There is no perfect formula or science to compensation, but with most things in life, context is important. Executive compensation is often chastised in the media and on the campaign trail, and sure, many of those cries may very well be valid. CEOs are typically paid handsomely due to this high risk, high reward scenario. If a CEO or other executive is not performing their job in a manner that is providing an added value to the company, shareholders, employees, etc., then they should be held to a higher standard than someone in an entry-level position. They should be taking responsibility for a company’s shortfalls in the same way they gladly hold on to the spotlight during a period of productivity.

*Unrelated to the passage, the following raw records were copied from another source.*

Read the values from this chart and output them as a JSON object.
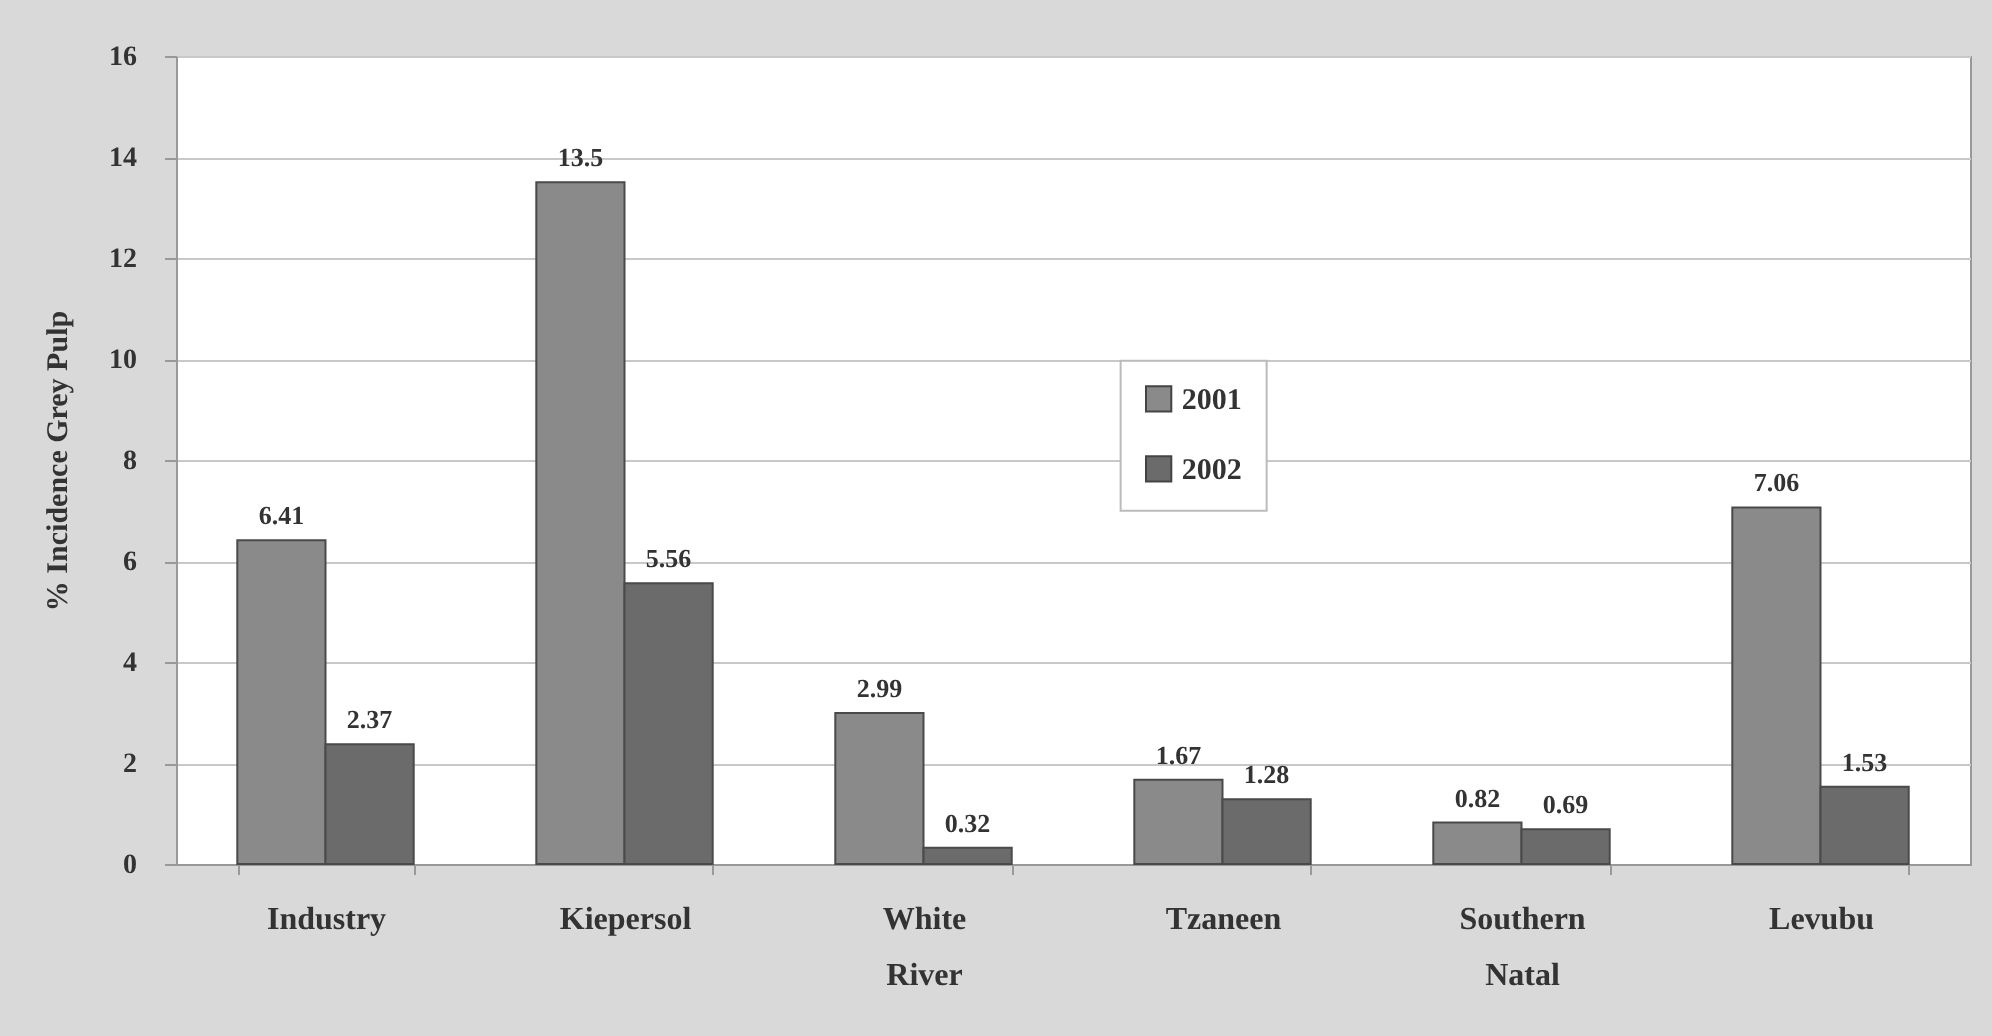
{
  "chart_data": {
    "type": "bar",
    "ylabel": "% Incidence Grey Pulp",
    "categories": [
      "Industry",
      "Kiepersol",
      "White River",
      "Tzaneen",
      "Southern Natal",
      "Levubu"
    ],
    "series": [
      {
        "name": "2001",
        "color": "#8a8a8a",
        "values": [
          6.41,
          13.5,
          2.99,
          1.67,
          0.82,
          7.06
        ]
      },
      {
        "name": "2002",
        "color": "#6b6b6b",
        "values": [
          2.37,
          5.56,
          0.32,
          1.28,
          0.69,
          1.53
        ]
      }
    ],
    "ylim": [
      0,
      16
    ],
    "yticks": [
      0,
      2,
      4,
      6,
      8,
      10,
      12,
      14,
      16
    ],
    "grid": "y",
    "legend": "center",
    "data_labels": true
  }
}
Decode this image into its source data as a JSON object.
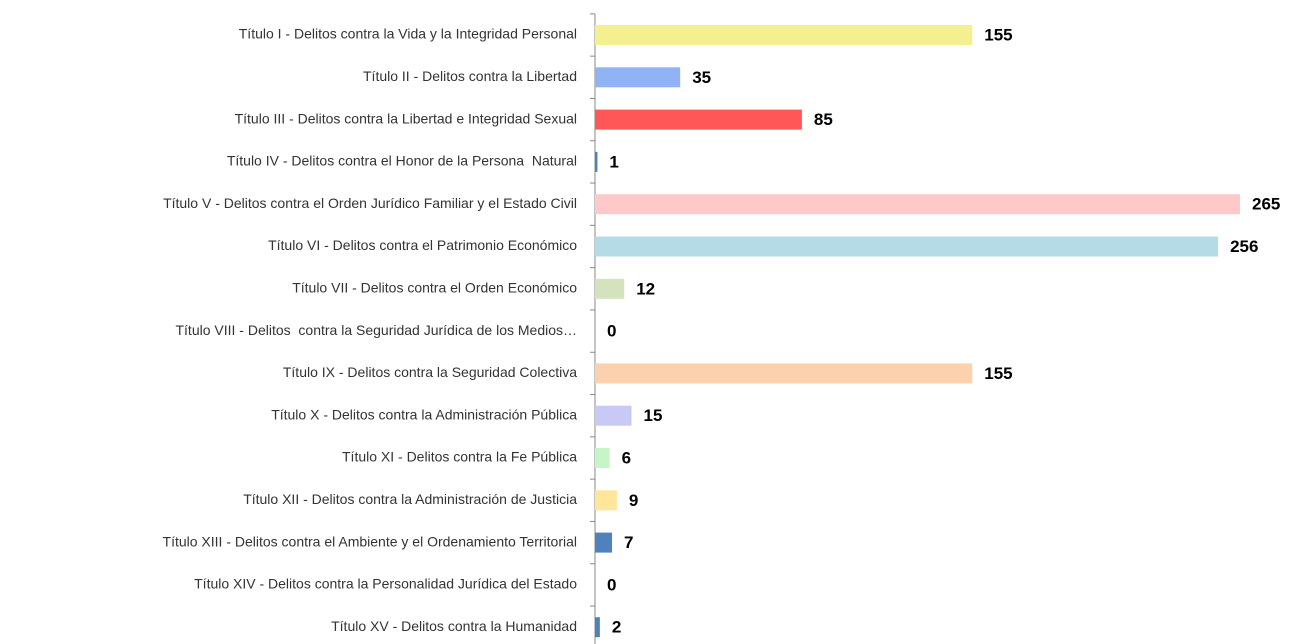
{
  "chart_data": {
    "type": "bar",
    "categories": [
      "Título I - Delitos contra la Vida y la Integridad Personal",
      "Título II - Delitos contra la Libertad",
      "Título III - Delitos contra la Libertad e Integridad Sexual",
      "Título IV - Delitos contra el Honor de la Persona  Natural",
      "Título V - Delitos contra el Orden Jurídico Familiar y el Estado Civil",
      "Título VI - Delitos contra el Patrimonio Económico",
      "Título VII - Delitos contra el Orden Económico",
      "Título VIII - Delitos  contra la Seguridad Jurídica de los Medios…",
      "Título IX - Delitos contra la Seguridad Colectiva",
      "Título X - Delitos contra la Administración Pública",
      "Título XI - Delitos contra la Fe Pública",
      "Título XII - Delitos contra la Administración de Justicia",
      "Título XIII - Delitos contra el Ambiente y el Ordenamiento Territorial",
      "Título XIV - Delitos contra la Personalidad Jurídica del Estado",
      "Título XV - Delitos contra la Humanidad"
    ],
    "values": [
      155,
      35,
      85,
      1,
      265,
      256,
      12,
      0,
      155,
      15,
      6,
      9,
      7,
      0,
      2
    ],
    "colors": [
      "#f5f08f",
      "#8fb3f5",
      "#ff5757",
      "#4f81bd",
      "#ffc9c9",
      "#b5dce6",
      "#d4e3bd",
      "#b3a2c7",
      "#fcd1ae",
      "#c9c9f7",
      "#c6f5c6",
      "#ffe699",
      "#4f81bd",
      "#999999",
      "#4f81bd"
    ],
    "orientation": "horizontal"
  }
}
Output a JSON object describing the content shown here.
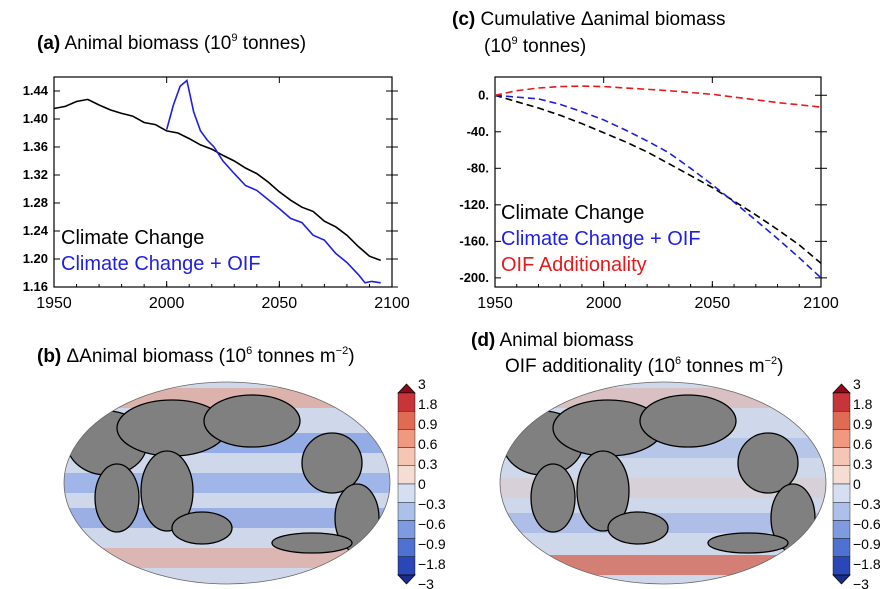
{
  "panels": {
    "a": {
      "letter": "(a)",
      "title": "Animal biomass (10",
      "sup": "9",
      "title_end": " tonnes)"
    },
    "b": {
      "letter": "(b)",
      "title": "ΔAnimal biomass (10",
      "sup": "6",
      "title_mid": " tonnes m",
      "sup2": "−2",
      "title_end": ")"
    },
    "c": {
      "letter": "(c)",
      "title": "Cumulative Δanimal biomass",
      "title_line2": "(10",
      "sup": "9",
      "title_end": " tonnes)"
    },
    "d": {
      "letter": "(d)",
      "title": "Animal biomass",
      "title_line2": "OIF additionality (10",
      "sup": "6",
      "title_mid": " tonnes m",
      "sup2": "−2",
      "title_end": ")"
    }
  },
  "chart_data": [
    {
      "id": "a",
      "type": "line",
      "title": "Animal biomass (10^9 tonnes)",
      "xlim": [
        1950,
        2100
      ],
      "ylim": [
        1.16,
        1.46
      ],
      "xticks": [
        "1950",
        "2000",
        "2050",
        "2100"
      ],
      "yticks": [
        "1.44",
        "1.40",
        "1.36",
        "1.32",
        "1.28",
        "1.24",
        "1.20",
        "1.16"
      ],
      "legend_placement": "bottom-left",
      "series": [
        {
          "name": "Climate Change",
          "color": "#000000",
          "x": [
            1950,
            1955,
            1960,
            1965,
            1970,
            1975,
            1980,
            1985,
            1990,
            1995,
            2000,
            2005,
            2010,
            2015,
            2020,
            2025,
            2030,
            2035,
            2040,
            2045,
            2050,
            2055,
            2060,
            2065,
            2070,
            2075,
            2080,
            2085,
            2090,
            2095
          ],
          "y": [
            1.415,
            1.418,
            1.425,
            1.428,
            1.42,
            1.413,
            1.408,
            1.404,
            1.395,
            1.392,
            1.383,
            1.38,
            1.372,
            1.363,
            1.357,
            1.348,
            1.34,
            1.33,
            1.322,
            1.31,
            1.296,
            1.284,
            1.274,
            1.268,
            1.254,
            1.246,
            1.234,
            1.218,
            1.204,
            1.198
          ]
        },
        {
          "name": "Climate Change + OIF",
          "color": "#1f1fe0",
          "x": [
            2000,
            2003,
            2006,
            2009,
            2012,
            2015,
            2018,
            2021,
            2025,
            2030,
            2035,
            2040,
            2045,
            2050,
            2055,
            2060,
            2065,
            2070,
            2075,
            2080,
            2085,
            2088,
            2091,
            2095
          ],
          "y": [
            1.385,
            1.42,
            1.447,
            1.455,
            1.41,
            1.383,
            1.37,
            1.36,
            1.34,
            1.322,
            1.305,
            1.298,
            1.285,
            1.272,
            1.258,
            1.252,
            1.234,
            1.227,
            1.208,
            1.195,
            1.178,
            1.166,
            1.168,
            1.166
          ]
        }
      ]
    },
    {
      "id": "c",
      "type": "line",
      "title": "Cumulative Δanimal biomass (10^9 tonnes)",
      "xlim": [
        1950,
        2100
      ],
      "ylim": [
        -210,
        20
      ],
      "xticks": [
        "1950",
        "2000",
        "2050",
        "2100"
      ],
      "yticks": [
        "0.",
        "-40.",
        "-80.",
        "-120.",
        "-160.",
        "-200."
      ],
      "legend_placement": "bottom-left",
      "series": [
        {
          "name": "Climate Change",
          "color": "#000000",
          "dash": true,
          "x": [
            1950,
            1960,
            1970,
            1980,
            1990,
            2000,
            2010,
            2020,
            2030,
            2040,
            2050,
            2060,
            2070,
            2080,
            2090,
            2100
          ],
          "y": [
            0,
            -7,
            -14,
            -22,
            -31,
            -41,
            -51,
            -62,
            -75,
            -88,
            -101,
            -116,
            -131,
            -147,
            -164,
            -184
          ]
        },
        {
          "name": "Climate Change + OIF",
          "color": "#1f1fe0",
          "dash": true,
          "x": [
            1950,
            1960,
            1970,
            1980,
            1990,
            2000,
            2010,
            2020,
            2030,
            2040,
            2050,
            2060,
            2070,
            2080,
            2090,
            2100
          ],
          "y": [
            0,
            -2,
            -4,
            -10,
            -18,
            -27,
            -38,
            -50,
            -63,
            -80,
            -98,
            -117,
            -137,
            -157,
            -178,
            -200
          ]
        },
        {
          "name": "OIF Additionality",
          "color": "#e41a1c",
          "dash": true,
          "x": [
            1950,
            1960,
            1970,
            1980,
            1990,
            2000,
            2010,
            2020,
            2030,
            2040,
            2050,
            2060,
            2070,
            2080,
            2090,
            2100
          ],
          "y": [
            0,
            5,
            8,
            9.5,
            10,
            9.5,
            8,
            6.5,
            5,
            3,
            1,
            -2,
            -5,
            -8,
            -10.5,
            -13
          ]
        }
      ]
    }
  ],
  "maps": {
    "b": {
      "colorbar_ticks": [
        "3",
        "1.8",
        "0.9",
        "0.6",
        "0.3",
        "0",
        "−0.3",
        "−0.6",
        "−0.9",
        "−1.8",
        "−3"
      ]
    },
    "d": {
      "colorbar_ticks": [
        "3",
        "1.8",
        "0.9",
        "0.6",
        "0.3",
        "0",
        "−0.3",
        "−0.6",
        "−0.9",
        "−1.8",
        "−3"
      ]
    },
    "colors": {
      "land": "#808080",
      "ocean": "#cfd8ea",
      "positive": "#b2182b",
      "negative": "#2c52c8",
      "coast": "#000000"
    }
  }
}
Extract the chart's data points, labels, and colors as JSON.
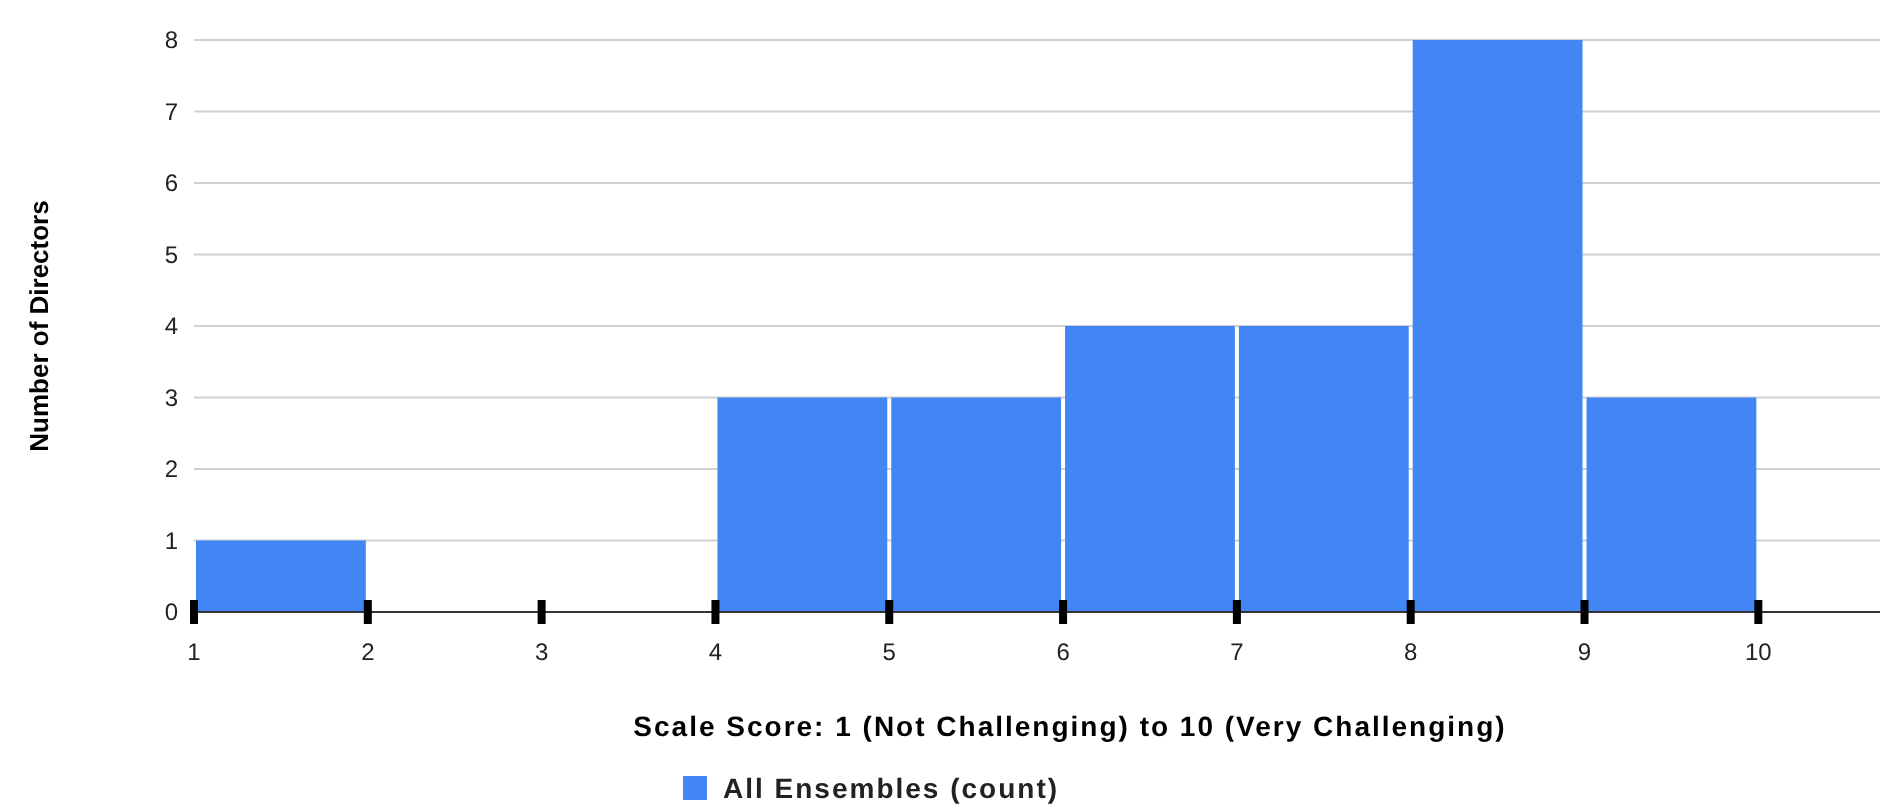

That being said, I also have no problem with executive compensation that generously rewards those who provide invaluable insights and effective strategic management. A good boss or senior leadership is often an underrated variable when evaluating a company. A company needs to have a sound business model and quality product, but these are usually built on a company’s environment where employees feel that they are in good hands (and are directly or indirectly incentivized to stay with that company).
Looking at a recent filing, I could see firsthand that the highest quality employees are regularly not the highest paid ones and decisions surrounding salary compensation at lower levels are made in a vacuum. The $5,000 raise that was denied to the hard-working manager (who might soon take their breadth of knowledge elsewhere) would have made a world of difference to them in terms of quality of life compared to the $25,000 raise to someone already in the highest tax bracket (otherwise known as marginal benefit). These are theoretical scenarios that play out in companies of all sectors on a regular basis, but we don’t often talk about compensation as transparently as we should because of the associated stigmas and contention.
I wholeheartedly believe in market forces and labor markets are no exception. I will leave the issue of minimum wage and living wage for another day; this issue is about those who already have somewhat well-paying jobs. Compensation is a dramatic issue because it is the easiest way for someone to think they can view their perceived worth; on a historical level to their own salary and with their peers. However, there are many factors that go into one’s annual base compensation numbers: previous salary history (anchoring is the worst); years on the job; other benefits; bonuses and quality of life/work-life balance; so even straight numerical salary comparisons are not as black and white as we might think.
The bottom line is that you should work hard and push for competitive compensation, but you should not be blindly motivated by salary alone. Companies should also not be blindly motivated by titles alone; reward those who deserve it most and the company’s resulting outperformance should make everyone happy in the end.